Source code for biothings.hub.dataindex.snapshot_cleanup

import logging
import xml.dom.minidom
from typing import NamedTuple
from xml.etree import ElementTree

from elasticsearch import Elasticsearch
from pymongo.collection import Collection


class _Ele(NamedTuple):  # Cleanup Element
    tag: str
    attrs: dict
    elems: list

    @classmethod
    def ment(cls, tag, attrs, content):  # _Ele.ment(..) :)
        return _Ele(tag, attrs, [_Ele.ment(*e) for e in content])

    def to_xml(self):
        attrs = self.attrs.copy()

        if self.tag in ("CleanUps", "Remove", "Keep"):
            attrs["size"] = str(len(self.elems))

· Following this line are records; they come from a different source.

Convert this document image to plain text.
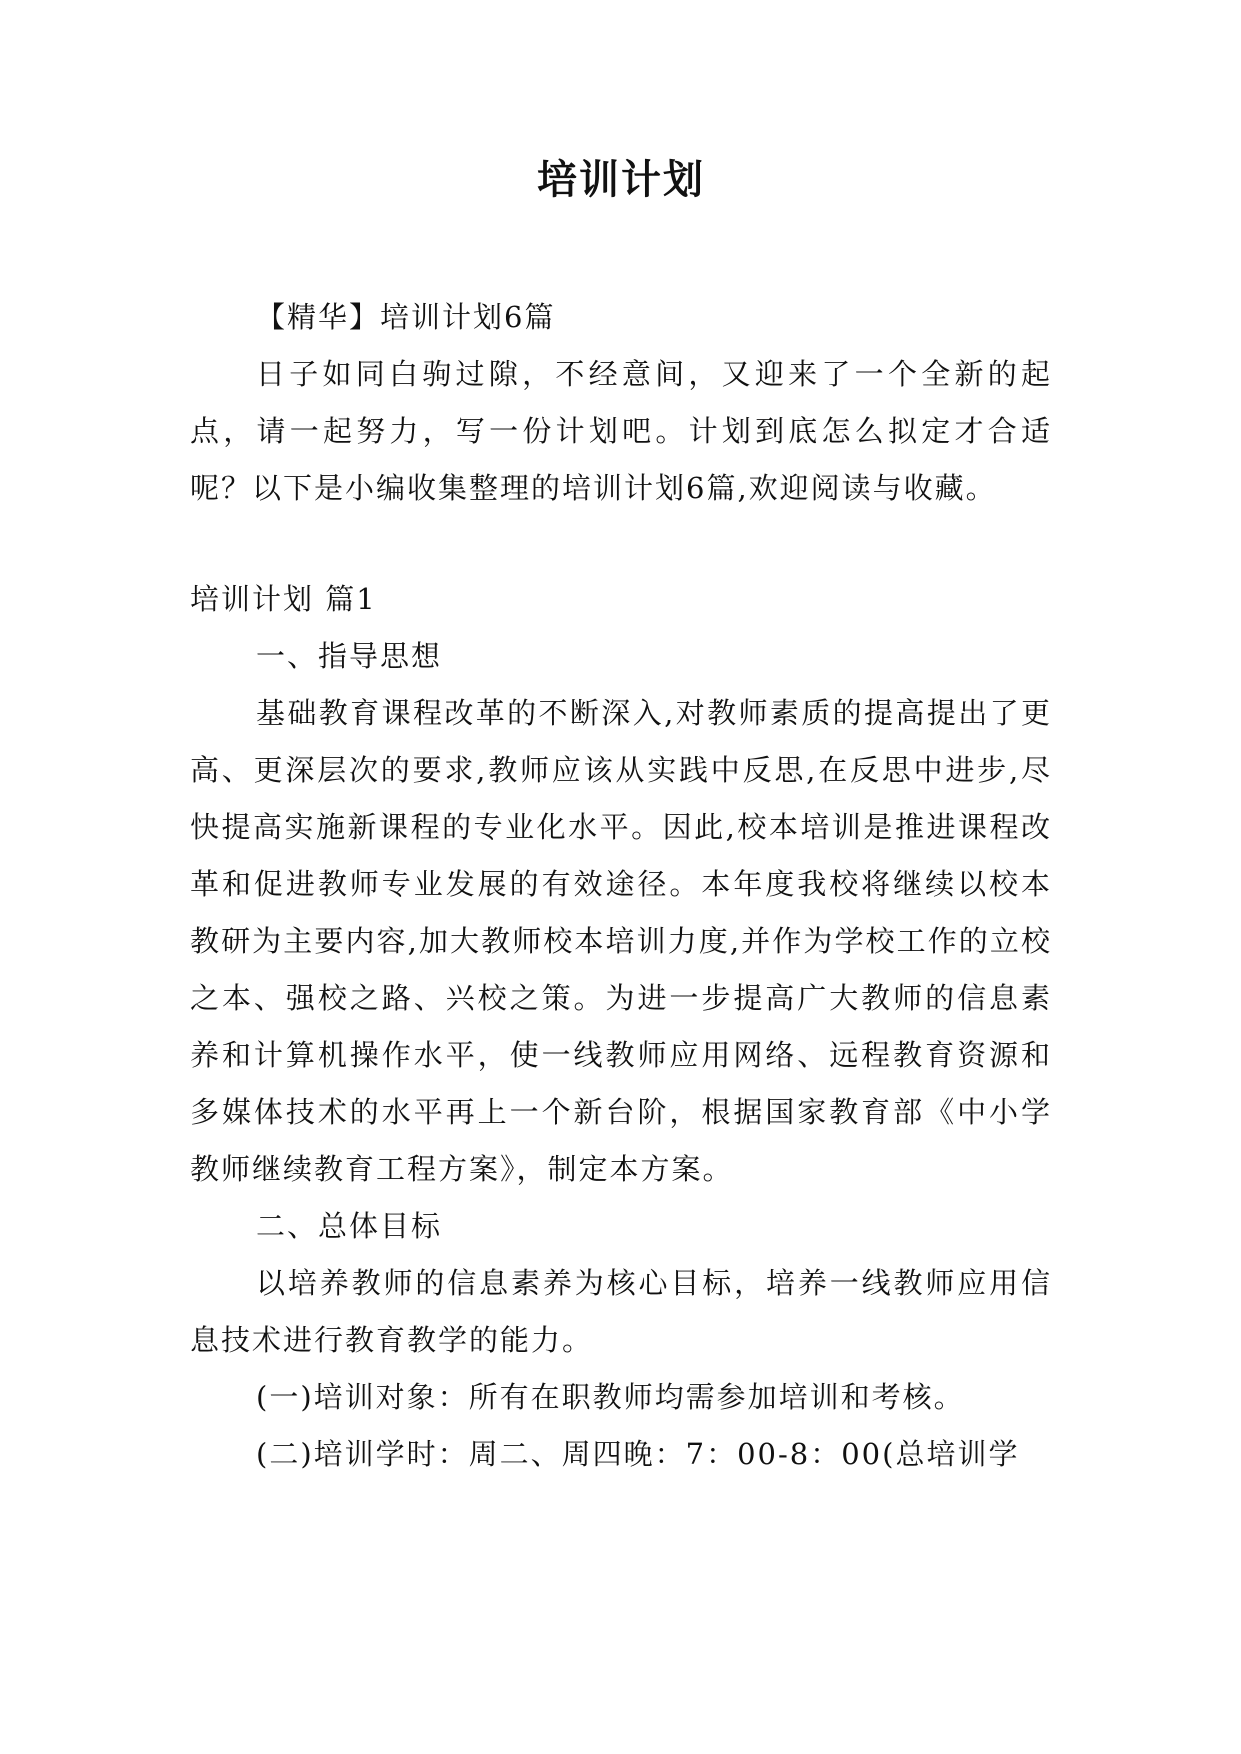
培训计划

【精华】培训计划6篇

日子如同白驹过隙，不经意间，又迎来了一个全新的起点，请一起努力，写一份计划吧。计划到底怎么拟定才合适呢？以下是小编收集整理的培训计划6篇,欢迎阅读与收藏。

培训计划 篇1

一、指导思想

基础教育课程改革的不断深入,对教师素质的提高提出了更高、更深层次的要求,教师应该从实践中反思,在反思中进步,尽快提高实施新课程的专业化水平。因此,校本培训是推进课程改革和促进教师专业发展的有效途径。本年度我校将继续以校本教研为主要内容,加大教师校本培训力度,并作为学校工作的立校之本、强校之路、兴校之策。为进一步提高广大教师的信息素养和计算机操作水平，使一线教师应用网络、远程教育资源和多媒体技术的水平再上一个新台阶，根据国家教育部《中小学教师继续教育工程方案》，制定本方案。

二、总体目标

以培养教师的信息素养为核心目标，培养一线教师应用信息技术进行教育教学的能力。

(一)培训对象：所有在职教师均需参加培训和考核。

(二)培训学时：周二、周四晚：7：00-8：00(总培训学
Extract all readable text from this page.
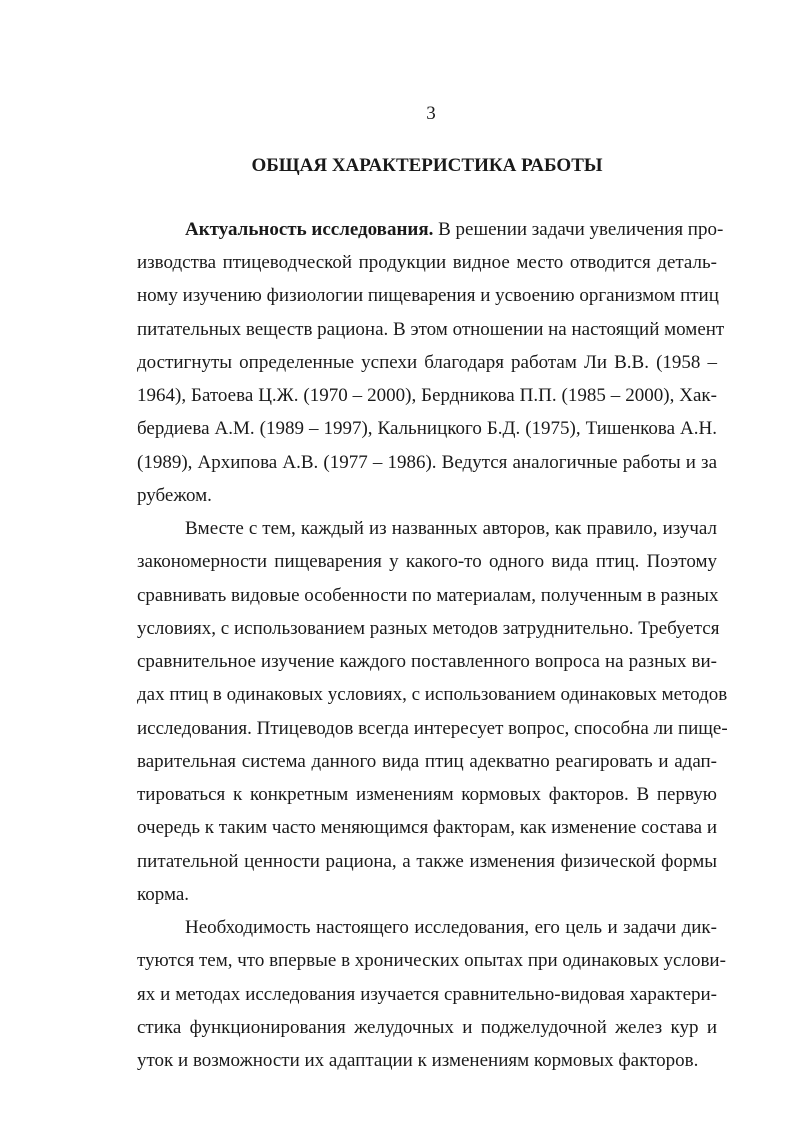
3
ОБЩАЯ ХАРАКТЕРИСТИКА РАБОТЫ
Актуальность исследования. В решении задачи увеличения про-
изводства птицеводческой продукции видное место отводится деталь-
ному изучению физиологии пищеварения и усвоению организмом птиц
питательных веществ рациона. В этом отношении на настоящий момент
достигнуты определенные успехи благодаря работам Ли В.В. (1958 –
1964), Батоева Ц.Ж. (1970 – 2000), Бердникова П.П. (1985 – 2000), Хак-
бердиева А.М. (1989 – 1997), Кальницкого Б.Д. (1975), Тишенкова А.Н.
(1989), Архипова А.В. (1977 – 1986). Ведутся аналогичные работы и за
рубежом.
Вместе с тем, каждый из названных авторов, как правило, изучал
закономерности пищеварения у какого-то одного вида птиц. Поэтому
сравнивать видовые особенности по материалам, полученным в разных
условиях, с использованием разных методов затруднительно. Требуется
сравнительное изучение каждого поставленного вопроса на разных ви-
дах птиц в одинаковых условиях, с использованием одинаковых методов
исследования. Птицеводов всегда интересует вопрос, способна ли пище-
варительная система данного вида птиц адекватно реагировать и адап-
тироваться к конкретным изменениям кормовых факторов. В первую
очередь к таким часто меняющимся факторам, как изменение состава и
питательной ценности рациона, а также изменения физической формы
корма.
Необходимость настоящего исследования, его цель и задачи дик-
туются тем, что впервые в хронических опытах при одинаковых услови-
ях и методах исследования изучается сравнительно-видовая характери-
стика функционирования желудочных и поджелудочной желез кур и
уток и возможности их адаптации к изменениям кормовых факторов.
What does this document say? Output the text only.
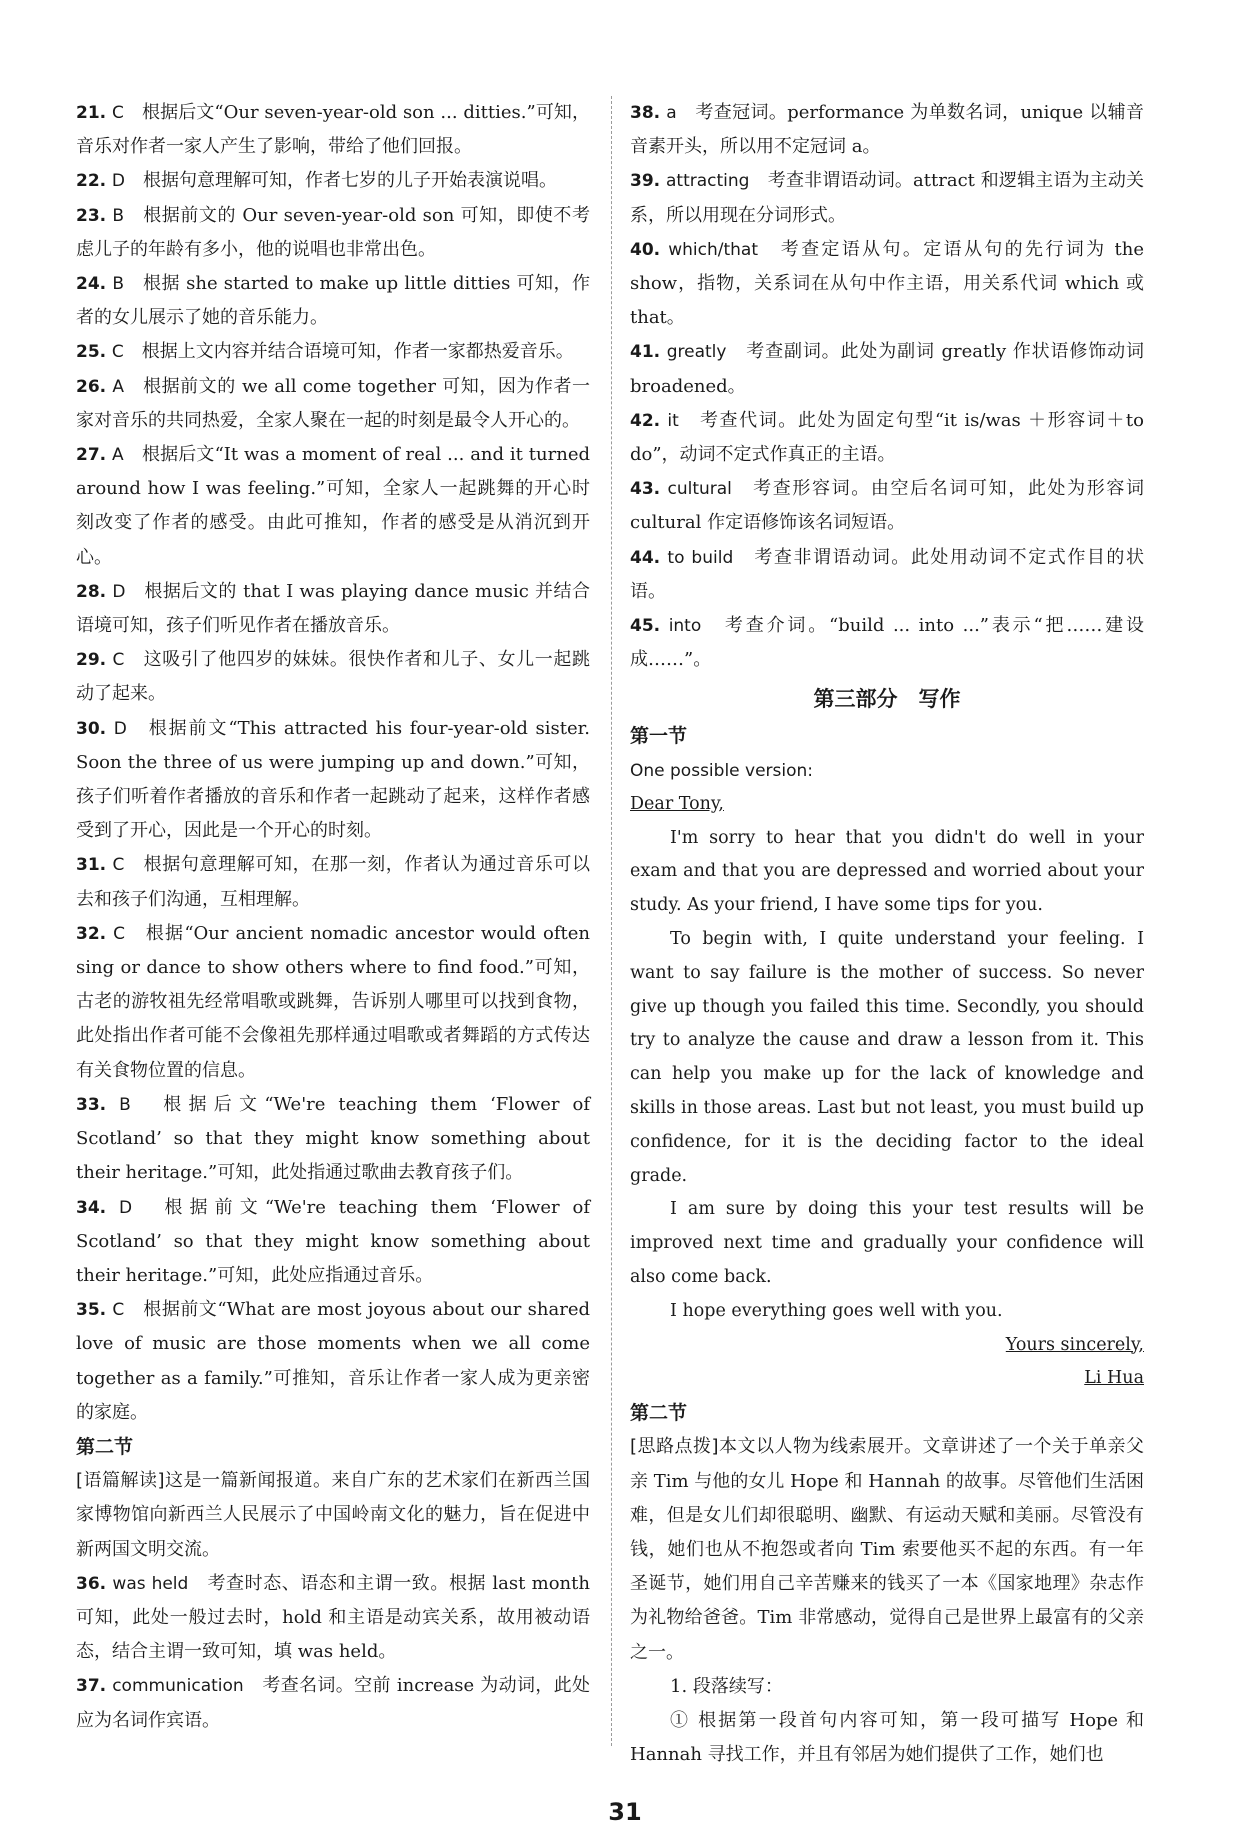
21. C　 根据后文“Our seven-year-old son ... ditties.”可知，音乐对作者一家人产生了影响，带给了他们回报。

22. D　 根据句意理解可知，作者七岁的儿子开始表演说唱。

23. B　 根据前文的 Our seven-year-old son 可知，即使不考虑儿子的年龄有多小，他的说唱也非常出色。

24. B　 根据 she started to make up little ditties 可知，作者的女儿展示了她的音乐能力。

25. C　 根据上文内容并结合语境可知，作者一家都热爱音乐。

26. A　 根据前文的 we all come together 可知，因为作者一家对音乐的共同热爱，全家人聚在一起的时刻是最令人开心的。

27. A　 根据后文“It was a moment of real ... and it turned around how I was feeling.”可知，全家人一起跳舞的开心时刻改变了作者的感受。由此可推知，作者的感受是从消沉到开心。

28. D　 根据后文的 that I was playing dance music 并结合语境可知，孩子们听见作者在播放音乐。

29. C　 这吸引了他四岁的妹妹。很快作者和儿子、女儿一起跳动了起来。

30. D　 根据前文“This attracted his four-year-old sister. Soon the three of us were jumping up and down.”可知，孩子们听着作者播放的音乐和作者一起跳动了起来，这样作者感受到了开心，因此是一个开心的时刻。

31. C　 根据句意理解可知，在那一刻，作者认为通过音乐可以去和孩子们沟通，互相理解。

32. C　 根据“Our ancient nomadic ancestor would often sing or dance to show others where to find food.”可知，古老的游牧祖先经常唱歌或跳舞，告诉别人哪里可以找到食物，此处指出作者可能不会像祖先那样通过唱歌或者舞蹈的方式传达有关食物位置的信息。

33. B　 根据后文“We're teaching them ‘Flower of Scotland’ so that they might know something about their heritage.”可知，此处指通过歌曲去教育孩子们。

34. D　 根据前文“We're teaching them ‘Flower of Scotland’ so that they might know something about their heritage.”可知，此处应指通过音乐。

35. C　 根据前文“What are most joyous about our shared love of music are those moments when we all come together as a family.”可推知，音乐让作者一家人成为更亲密的家庭。

第二节

[语篇解读]这是一篇新闻报道。来自广东的艺术家们在新西兰国家博物馆向新西兰人民展示了中国岭南文化的魅力，旨在促进中新两国文明交流。

36. was held　 考查时态、语态和主谓一致。根据 last month 可知，此处一般过去时，hold 和主语是动宾关系，故用被动语态，结合主谓一致可知，填 was held。

37. communication　 考查名词。空前 increase 为动词，此处应为名词作宾语。

38. a　 考查冠词。performance 为单数名词，unique 以辅音音素开头，所以用不定冠词 a。

39. attracting　 考查非谓语动词。attract 和逻辑主语为主动关系，所以用现在分词形式。

40. which/that　 考查定语从句。定语从句的先行词为 the show，指物，关系词在从句中作主语，用关系代词 which 或 that。

41. greatly　 考查副词。此处为副词 greatly 作状语修饰动词 broadened。

42. it　 考查代词。此处为固定句型“it is/was ＋形容词＋to do”，动词不定式作真正的主语。

43. cultural　 考查形容词。由空后名词可知，此处为形容词 cultural 作定语修饰该名词短语。

44. to build　 考查非谓语动词。此处用动词不定式作目的状语。

45. into　 考查介词。“build ... into ...”表示“把……建设成……”。

第三部分　写作

第一节

One possible version:

Dear Tony,

I'm sorry to hear that you didn't do well in your exam and that you are depressed and worried about your study. As your friend, I have some tips for you.

To begin with, I quite understand your feeling. I want to say failure is the mother of success. So never give up though you failed this time. Secondly, you should try to analyze the cause and draw a lesson from it. This can help you make up for the lack of knowledge and skills in those areas. Last but not least, you must build up confidence, for it is the deciding factor to the ideal grade.

I am sure by doing this your test results will be improved next time and gradually your confidence will also come back.

I hope everything goes well with you.

Yours sincerely,

Li Hua

第二节

[思路点拨]本文以人物为线索展开。文章讲述了一个关于单亲父亲 Tim 与他的女儿 Hope 和 Hannah 的故事。尽管他们生活困难，但是女儿们却很聪明、幽默、有运动天赋和美丽。尽管没有钱，她们也从不抱怨或者向 Tim 索要他买不起的东西。有一年圣诞节，她们用自己辛苦赚来的钱买了一本《国家地理》杂志作为礼物给爸爸。Tim 非常感动，觉得自己是世界上最富有的父亲之一。

1. 段落续写：

① 根据第一段首句内容可知，第一段可描写 Hope 和 Hannah 寻找工作，并且有邻居为她们提供了工作，她们也

31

        if self.tag == "Snapshot":
            attrs = {
                "_id": attrs["_id"],
                "build_name": attrs["build_name"],
                "created_at": str(attrs["created_at"]),
                "env": attrs.get("environment") or "N/A",
            }

        root = ElementTree.Element(self.tag, attrs)
        for elem in self.elems:
            root.append(elem.to_xml())
        return root

    def __str__(self):
        ets = ElementTree.tostring(self.to_xml())
        dom = xml.dom.minidom.parseString(ets)
        return dom.toprettyxml(indent=" " * 2)



[docs]
def find(collection, env=None, keep=3, group_by=None, return_db_cols=False, **filters):
    if not isinstance(collection, Collection):
        raise NotImplementedError("Require MongoDB Hubdb.")

    if isinstance(group_by, (str, type(None))):
        group_by = "$" + (group_by or "build_config")
    elif isinstance(group_by, (list, tuple)):
        group_by = {k.replace(".", "_"): "$" + k for k in group_by}

    groups = list(
        collection.aggregate(
            [
                {"$project": {"build_config": "$build_config._id", "snapshot": {"$objectToArray": "$snapshot"}}},
                {"$unwind": {"path": "$snapshot"}},
                {
                    "$addFields": {
                        "snapshot.v.build_config": "$build_config",
                        "snapshot.v.build_name": "$_id",
                        "snapshot.v._id": "$snapshot.k",
                    }
                },
                {"$replaceRoot": {"newRoot": "$snapshot.v"}},
                {"$match": {"environment": env, **filters} if env else filters},
                {"$sort": {"created_at": 1}},
                {"$group": {"_id": group_by, "items": {"$push": "$$ROOT"}}},
            ]
        )
    )

    if return_db_cols:
        return groups

    return _Ele.ment(
        "CleanUps",
        {},
        [
            (
                "Group",
                _expand(group["_id"], group_by),
                [
                    ("Remove", {}, [("Snapshot", _doc, []) for _doc in _remove(group, keep)]),
                    ("Keep", {}, [("Snapshot", _doc, []) for _doc in _keep(group, keep)]),
                ],
            )
            for group in groups
        ],
    )



def _expand(group_id, group_by):
    if isinstance(group_id, str):
        return {group_by.strip("$"): group_id}
    if isinstance(group_id, dict):
        return group_id
    raise TypeError()


def _keep(doc, keep):
    return doc["items"][-keep or len(doc["items"]) :]


def _remove(doc, keep):
    return doc["items"][: -keep or len(doc["items"])]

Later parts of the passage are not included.